At Skopje, Macedonian colleagues take us to the Grand Hotel. Conference participants from the UK, US, Austria, Sweden, Bulgaria, Poland, Moldova and Ukraine meet for a meal and return to the hotel to find out that Nato planes have gone into action and bombed targets across the whole of Yugoslavia.


The conference programme looks packed. The organisers begin by thanking the foreign guests for their bravery in turning up to an academic conference in the middle of a Balkan war. We hear that about a third of participants from the UK, Czech Republic, Croatia, Slovenia and Yugoslavia have cancelled their trips. Good - more time for the rest of us. We also find out that airports in Macedonia, Albania and Bosnia have been closed since the previous night. I realise that I was on the last flight to Skopje. The chair asks all participants to "suspend" their imaginations and concentrate on the conference. We all try.

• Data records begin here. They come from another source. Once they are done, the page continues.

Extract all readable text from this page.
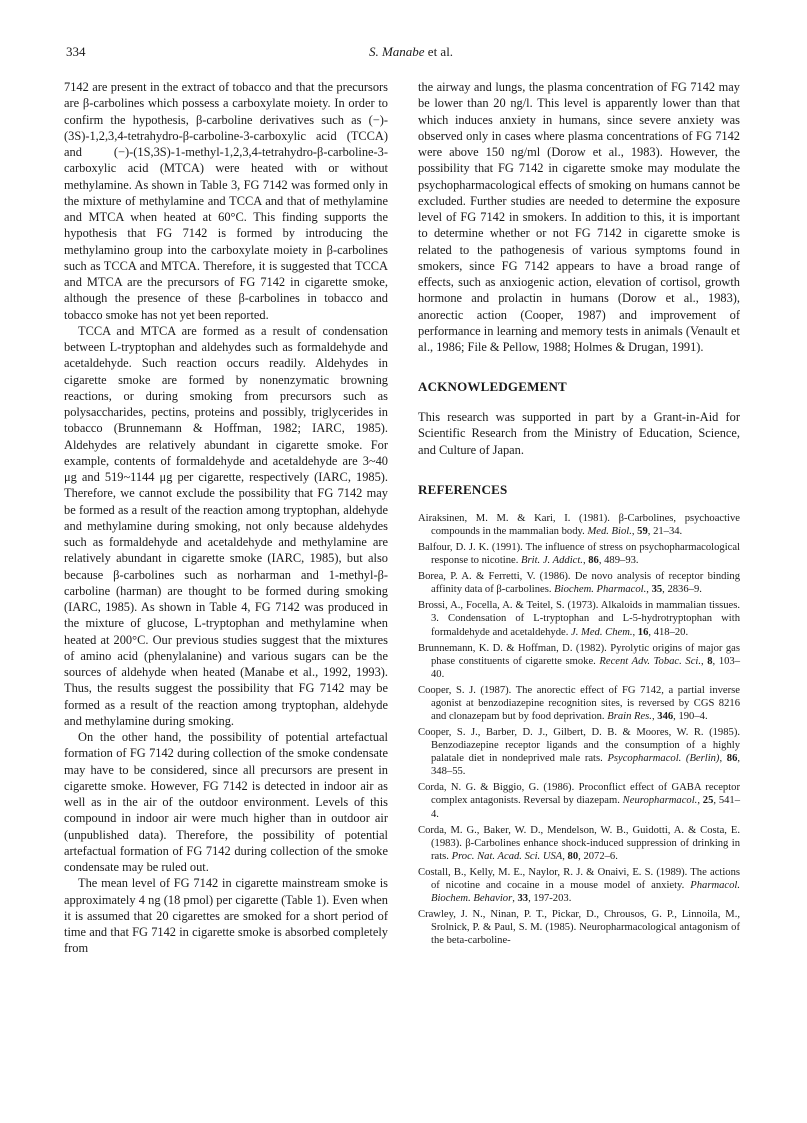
334	S. Manabe et al.

7142 are present in the extract of tobacco and that the precursors are β-carbolines which possess a carboxylate moiety. In order to confirm the hypothesis, β-carboline derivatives such as (−)-(3S)-1,2,3,4-tetrahydro-β-carboline-3-carboxylic acid (TCCA) and (−)-(1S,3S)-1-methyl-1,2,3,4-tetrahydro-β-carboline-3-carboxylic acid (MTCA) were heated with or without methylamine. As shown in Table 3, FG 7142 was formed only in the mixture of methylamine and TCCA and that of methylamine and MTCA when heated at 60°C. This finding supports the hypothesis that FG 7142 is formed by introducing the methylamino group into the carboxylate moiety in β-carbolines such as TCCA and MTCA. Therefore, it is suggested that TCCA and MTCA are the precursors of FG 7142 in cigarette smoke, although the presence of these β-carbolines in tobacco and tobacco smoke has not yet been reported.

TCCA and MTCA are formed as a result of condensation between L-tryptophan and aldehydes such as formaldehyde and acetaldehyde. Such reaction occurs readily. Aldehydes in cigarette smoke are formed by nonenzymatic browning reactions, or during smoking from precursors such as polysaccharides, pectins, proteins and possibly, triglycerides in tobacco (Brunnemann & Hoffman, 1982; IARC, 1985). Aldehydes are relatively abundant in cigarette smoke. For example, contents of formaldehyde and acetaldehyde are 3~40 μg and 519~1144 μg per cigarette, respectively (IARC, 1985). Therefore, we cannot exclude the possibility that FG 7142 may be formed as a result of the reaction among tryptophan, aldehyde and methylamine during smoking, not only because aldehydes such as formaldehyde and acetaldehyde and methylamine are relatively abundant in cigarette smoke (IARC, 1985), but also because β-carbolines such as norharman and 1-methyl-β-carboline (harman) are thought to be formed during smoking (IARC, 1985). As shown in Table 4, FG 7142 was produced in the mixture of glucose, L-tryptophan and methylamine when heated at 200°C. Our previous studies suggest that the mixtures of amino acid (phenylalanine) and various sugars can be the sources of aldehyde when heated (Manabe et al., 1992, 1993). Thus, the results suggest the possibility that FG 7142 may be formed as a result of the reaction among tryptophan, aldehyde and methylamine during smoking.

On the other hand, the possibility of potential artefactual formation of FG 7142 during collection of the smoke condensate may have to be considered, since all precursors are present in cigarette smoke. However, FG 7142 is detected in indoor air as well as in the air of the outdoor environment. Levels of this compound in indoor air were much higher than in outdoor air (unpublished data). Therefore, the possibility of potential artefactual formation of FG 7142 during collection of the smoke condensate may be ruled out.

The mean level of FG 7142 in cigarette mainstream smoke is approximately 4 ng (18 pmol) per cigarette (Table 1). Even when it is assumed that 20 cigarettes are smoked for a short period of time and that FG 7142 in cigarette smoke is absorbed completely from

the airway and lungs, the plasma concentration of FG 7142 may be lower than 20 ng/l. This level is apparently lower than that which induces anxiety in humans, since severe anxiety was observed only in cases where plasma concentrations of FG 7142 were above 150 ng/ml (Dorow et al., 1983). However, the possibility that FG 7142 in cigarette smoke may modulate the psychopharmacological effects of smoking on humans cannot be excluded. Further studies are needed to determine the exposure level of FG 7142 in smokers. In addition to this, it is important to determine whether or not FG 7142 in cigarette smoke is related to the pathogenesis of various symptoms found in smokers, since FG 7142 appears to have a broad range of effects, such as anxiogenic action, elevation of cortisol, growth hormone and prolactin in humans (Dorow et al., 1983), anorectic action (Cooper, 1987) and improvement of performance in learning and memory tests in animals (Venault et al., 1986; File & Pellow, 1988; Holmes & Drugan, 1991).

ACKNOWLEDGEMENT

This research was supported in part by a Grant-in-Aid for Scientific Research from the Ministry of Education, Science, and Culture of Japan.

REFERENCES

Airaksinen, M. M. & Kari, I. (1981). β-Carbolines, psychoactive compounds in the mammalian body. Med. Biol., 59, 21–34.

Balfour, D. J. K. (1991). The influence of stress on psychopharmacological response to nicotine. Brit. J. Addict., 86, 489–93.

Borea, P. A. & Ferretti, V. (1986). De novo analysis of receptor binding affinity data of β-carbolines. Biochem. Pharmacol., 35, 2836–9.

Brossi, A., Focella, A. & Teitel, S. (1973). Alkaloids in mammalian tissues. 3. Condensation of L-tryptophan and L-5-hydrotryptophan with formaldehyde and acetaldehyde. J. Med. Chem., 16, 418–20.

Brunnemann, K. D. & Hoffman, D. (1982). Pyrolytic origins of major gas phase constituents of cigarette smoke. Recent Adv. Tobac. Sci., 8, 103–40.

Cooper, S. J. (1987). The anorectic effect of FG 7142, a partial inverse agonist at benzodiazepine recognition sites, is reversed by CGS 8216 and clonazepam but by food deprivation. Brain Res., 346, 190–4.

Cooper, S. J., Barber, D. J., Gilbert, D. B. & Moores, W. R. (1985). Benzodiazepine receptor ligands and the consumption of a highly palatale diet in nondeprived male rats. Psycopharmacol. (Berlin), 86, 348–55.

Corda, N. G. & Biggio, G. (1986). Proconflict effect of GABA receptor complex antagonists. Reversal by diazepam. Neuropharmacol., 25, 541–4.

Corda, M. G., Baker, W. D., Mendelson, W. B., Guidotti, A. & Costa, E. (1983). β-Carbolines enhance shock-induced suppression of drinking in rats. Proc. Nat. Acad. Sci. USA, 80, 2072–6.

Costall, B., Kelly, M. E., Naylor, R. J. & Onaivi, E. S. (1989). The actions of nicotine and cocaine in a mouse model of anxiety. Pharmacol. Biochem. Behavior, 33, 197-203.

Crawley, J. N., Ninan, P. T., Pickar, D., Chrousos, G. P., Linnoila, M., Srolnick, P. & Paul, S. M. (1985). Neuropharmacological antagonism of the beta-carboline-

During the coffee break, all talk is of the bombings. People here sympathise with Serbia and are antagonistic towards Kosovo Albanians and therefore oppose the bombings. They deny that Albanians in Kosovo are being persecuted and hounded out of their homes.

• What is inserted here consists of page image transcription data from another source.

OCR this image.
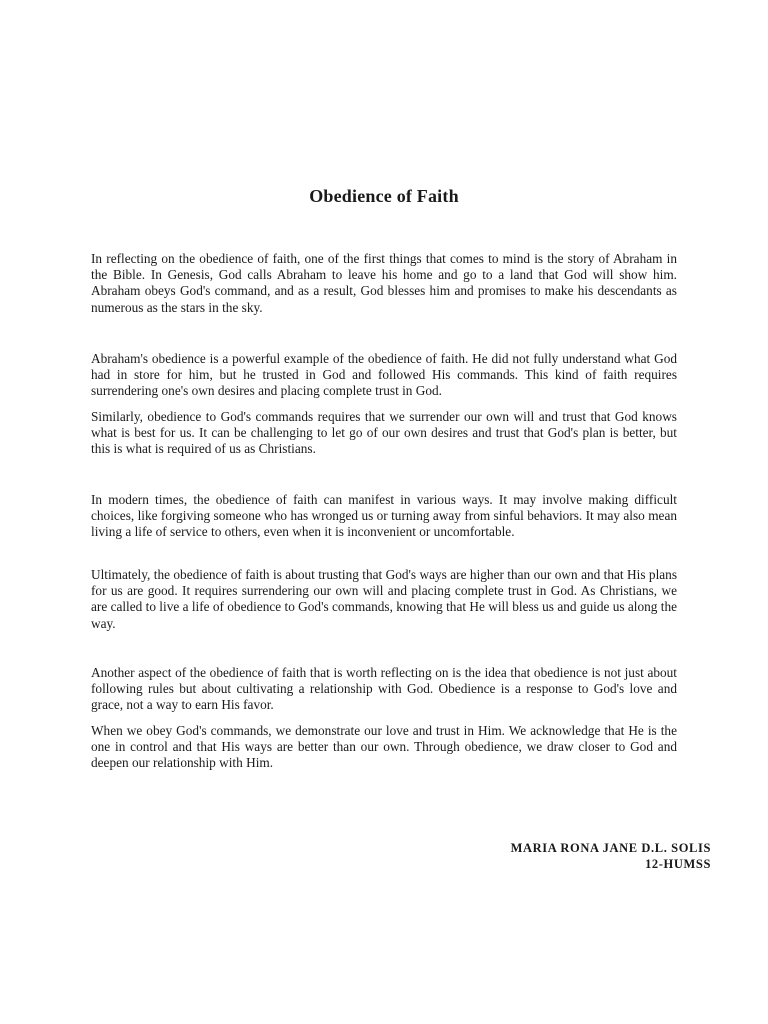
Obedience of Faith

In reflecting on the obedience of faith, one of the first things that comes to mind is the story of Abraham in the Bible. In Genesis, God calls Abraham to leave his home and go to a land that God will show him. Abraham obeys God's command, and as a result, God blesses him and promises to make his descendants as numerous as the stars in the sky.

Abraham's obedience is a powerful example of the obedience of faith. He did not fully understand what God had in store for him, but he trusted in God and followed His commands. This kind of faith requires surrendering one's own desires and placing complete trust in God.

Similarly, obedience to God's commands requires that we surrender our own will and trust that God knows what is best for us. It can be challenging to let go of our own desires and trust that God's plan is better, but this is what is required of us as Christians.

In modern times, the obedience of faith can manifest in various ways. It may involve making difficult choices, like forgiving someone who has wronged us or turning away from sinful behaviors. It may also mean living a life of service to others, even when it is inconvenient or uncomfortable.

Ultimately, the obedience of faith is about trusting that God's ways are higher than our own and that His plans for us are good. It requires surrendering our own will and placing complete trust in God. As Christians, we are called to live a life of obedience to God's commands, knowing that He will bless us and guide us along the way.

Another aspect of the obedience of faith that is worth reflecting on is the idea that obedience is not just about following rules but about cultivating a relationship with God. Obedience is a response to God's love and grace, not a way to earn His favor.

When we obey God's commands, we demonstrate our love and trust in Him. We acknowledge that He is the one in control and that His ways are better than our own. Through obedience, we draw closer to God and deepen our relationship with Him.

MARIA RONA JANE D.L. SOLIS
12-HUMSS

At night, we drink at the bar of the new Aleksander Palac Hotel, unaware that a few hours earlier foreign journalists staying here were attacked by a stone-throwing mob. We are surprised to see so much stone in the car park. In the hotel, I discover that earlier that afternoon a crowd of about 2,000 people set fire to two cars outside the US embassy.


The conference resumes. The old academics from Macedonia criticise the transition policies in Macedonia and other East European countries, highlighting the costs of this process - decline in output, unemployment, job insecurity, etc. An American colleague and I remind them of the benefits of transition - living in a democratic society and the disappearance of chronic shortages. They say they like the benefits, but that these could have been achieved under self-management in Yugoslavia. The former Macedonian finance minister, Taki Fiti, defends liberalisation of prices and foreign trade under his stewardship and points to the low inflation and stable macroeconomic conditions that have been created in Macedonia. The old guard do not agree - but I don't suppose anything will change their minds.

Later, I try the British embassy's phone number to find out if they have advice on getting out of Skopje. There is an answering machine message saying that because of the troubles on Thursday and expected troubles today the embassy is closed.

We go for a walk outside the US embassy. Today, the scene is calm - young people are playing music, another group is roller-blading.


I finally decide to give up on Albania and join the others on a bus to Sofia. The conference continues. It is clear that the group is divided into at least two camps. One is nostalgic and continues to criticise policies adopted across Eastern Europe over the past eight years.The other sees the change as unavoidable. News of the bombing and shooting down of three Yugoslav Mig 29s over Bosnia mars the optimism of the final speeches.


The bus is waiting for us early. The representative of the Austrian airline wants us to sign a disclaimer that we are travelling at our own risk. I ask what the risk is. He says don't worry, there won't be any bombing during the day, then gives us advice for the Bulgarian border crossing. The border guards are not happy with the bombings, he says, and can be uncooperative and difficult. Do not smile at them. Do not look them in the eye and do not show any impatience. They may make us miss the flight.

Later, I find out that a German colleague had to travel to the port of Dures, take the boat to Bari and stay the night there before flying back to Germany. But we both agree that we must return to Tirana soon. Our colleagues there must not feel that they are isolated or forgotten.

Iraj Hashi. Reader in economics at Staffordshire University.